BertieBotts · 12/08/2023 23:09

I do think things are going to change and I think it's likely to get very very rough before it smooths out again, but I think that will happen and I feel hopeful.

To elaborate on the previous surveillance theme - I read that the UK police already know who is downloading images of child abuse, which everyone would agree should be prosecuted. The problem is that there are so many people doing this that it would be impossible to prosecute them all. There aren't enough police to run even a fraction of these investigations, they wouldn't have time for anything else and there aren't enough jails. So they focus on the worst part of the problem, catching people who make or distribute large amounts of images.
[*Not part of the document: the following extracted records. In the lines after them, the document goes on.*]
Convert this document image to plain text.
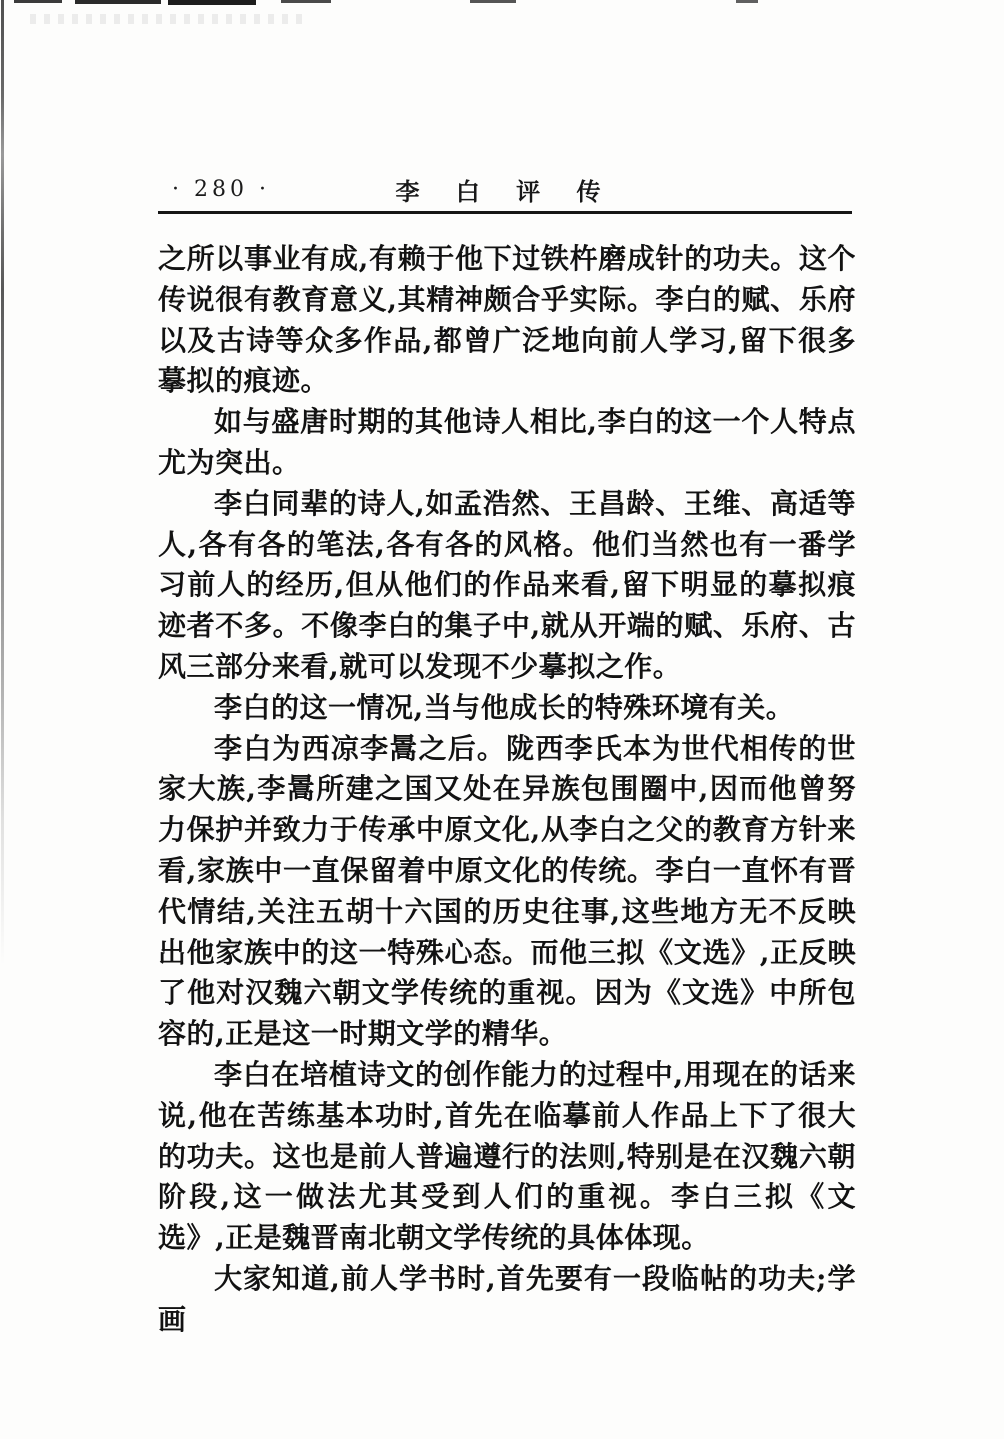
· 280 ·	李 白 评 传

之所以事业有成,有赖于他下过铁杵磨成针的功夫。这个传说很有教育意义,其精神颇合乎实际。李白的赋、乐府以及古诗等众多作品,都曾广泛地向前人学习,留下很多摹拟的痕迹。

如与盛唐时期的其他诗人相比,李白的这一个人特点尤为突出。

李白同辈的诗人,如孟浩然、王昌龄、王维、高适等人,各有各的笔法,各有各的风格。他们当然也有一番学习前人的经历,但从他们的作品来看,留下明显的摹拟痕迹者不多。不像李白的集子中,就从开端的赋、乐府、古风三部分来看,就可以发现不少摹拟之作。

李白的这一情况,当与他成长的特殊环境有关。

李白为西凉李暠之后。陇西李氏本为世代相传的世家大族,李暠所建之国又处在异族包围圈中,因而他曾努力保护并致力于传承中原文化,从李白之父的教育方针来看,家族中一直保留着中原文化的传统。李白一直怀有晋代情结,关注五胡十六国的历史往事,这些地方无不反映出他家族中的这一特殊心态。而他三拟《文选》,正反映了他对汉魏六朝文学传统的重视。因为《文选》中所包容的,正是这一时期文学的精华。

李白在培植诗文的创作能力的过程中,用现在的话来说,他在苦练基本功时,首先在临摹前人作品上下了很大的功夫。这也是前人普遍遵行的法则,特别是在汉魏六朝阶段,这一做法尤其受到人们的重视。李白三拟《文选》,正是魏晋南北朝文学传统的具体体现。

大家知道,前人学书时,首先要有一段临帖的功夫;学画
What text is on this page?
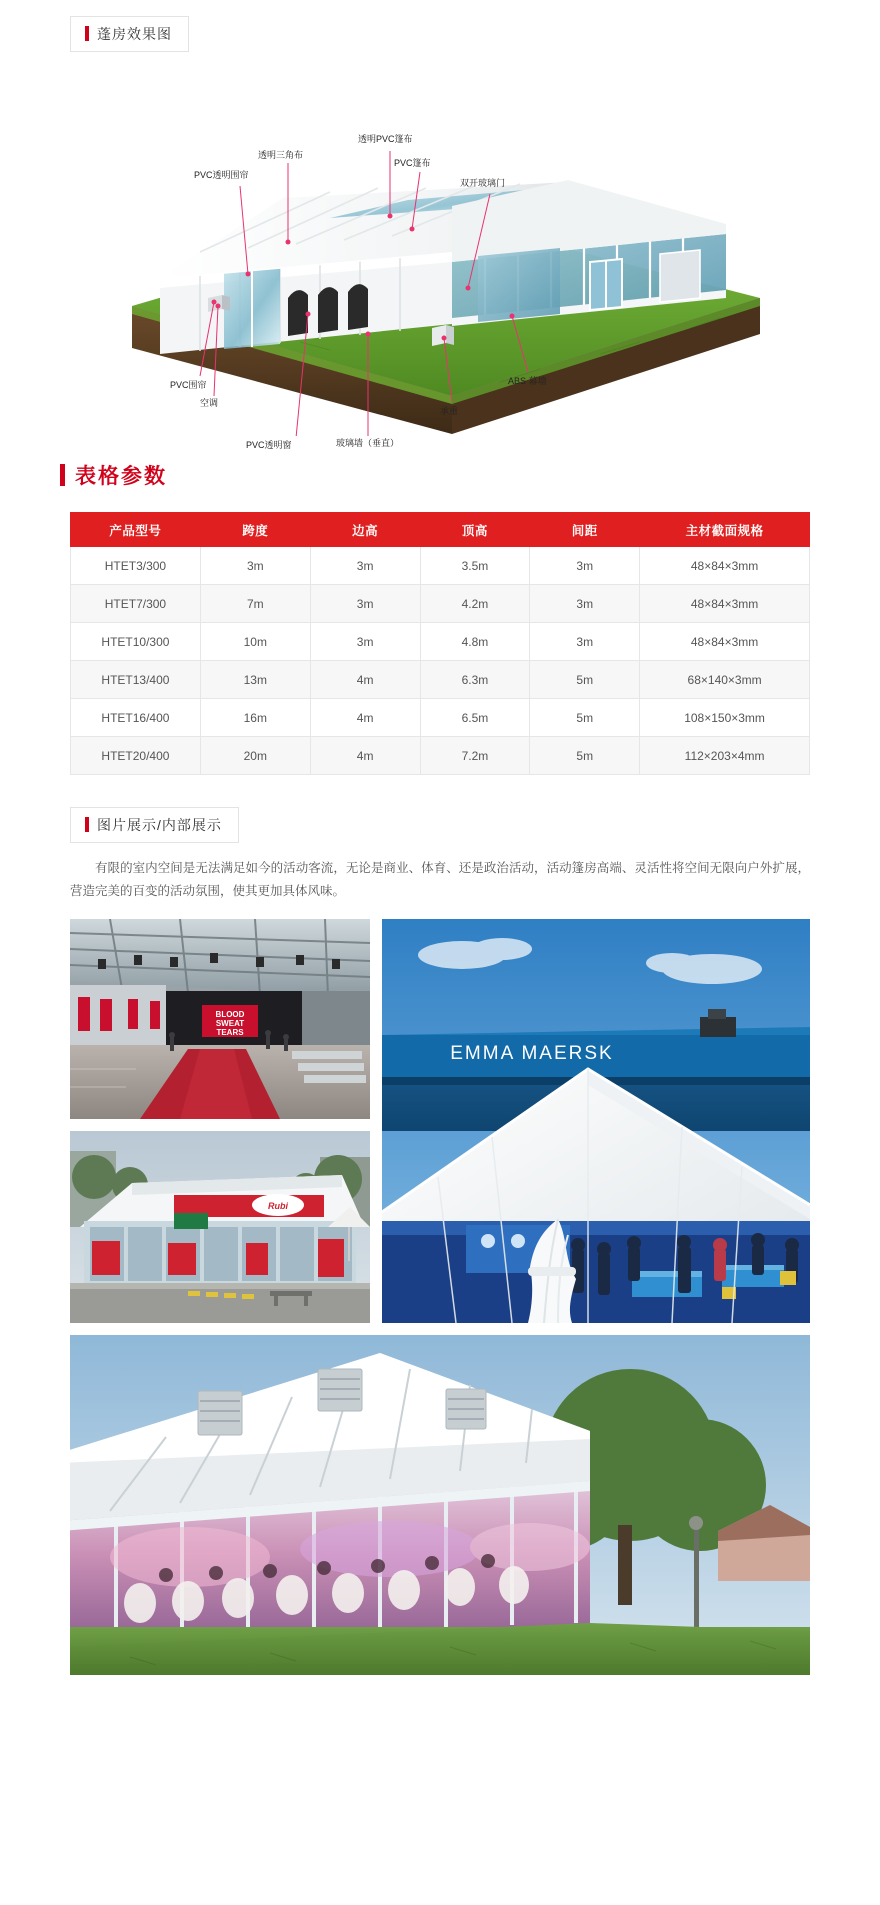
蓬房效果图
PVC透明围帘
透明三角布
透明PVC篷布
PVC篷布
双开玻璃门
ABS 幕墙
承重
玻璃墙（垂直）
PVC透明窗
空调
PVC围帘
表格参数
产品型号	跨度	边高	顶高	间距	主材截面规格
HTET3/300	3m	3m	3.5m	3m	48×84×3mm
HTET7/300	7m	3m	4.2m	3m	48×84×3mm
HTET10/300	10m	3m	4.8m	3m	48×84×3mm
HTET13/400	13m	4m	6.3m	5m	68×140×3mm
HTET16/400	16m	4m	6.5m	5m	108×150×3mm
HTET20/400	20m	4m	7.2m	5m	112×203×4mm
图片展示/内部展示

有限的室内空间是无法满足如今的活动客流，无论是商业、体育、还是政治活动，活动篷房高端、灵活性将空间无限向户外扩展，营造完美的百变的活动氛围，使其更加具体风味。

BLOOD
SWEAT
TEARS
Rubi
EMMA MAERSK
It is truly a sickening thought - but a good illustration of why mass surveillance isn't the individual threat that it is often made out to be.

The individual threat isn't that they'll pick you out from the middle of the mass of data they hold, but rather than if they do pick you out in the real world, and they're wrong, they'll be able to do a deep dive on all of your data to find another reason to prosecute you.

Hell, we've seen this in the last few days with the autistic teen they picked up at the behest of the family on safety grounds. One officer in a bad mood, annoyed at having to pick up a drunk teen, and she manufactured a law out of thin air to drag the poor kid out and keep her in jail for 20 hours when she'd done nothing wrong. Oh, and called social services down on them to see if they could hammer the family some more.

Now imagine that, except that the officer in a bad mood has access to the entire family's whole surveillance, online and financial history.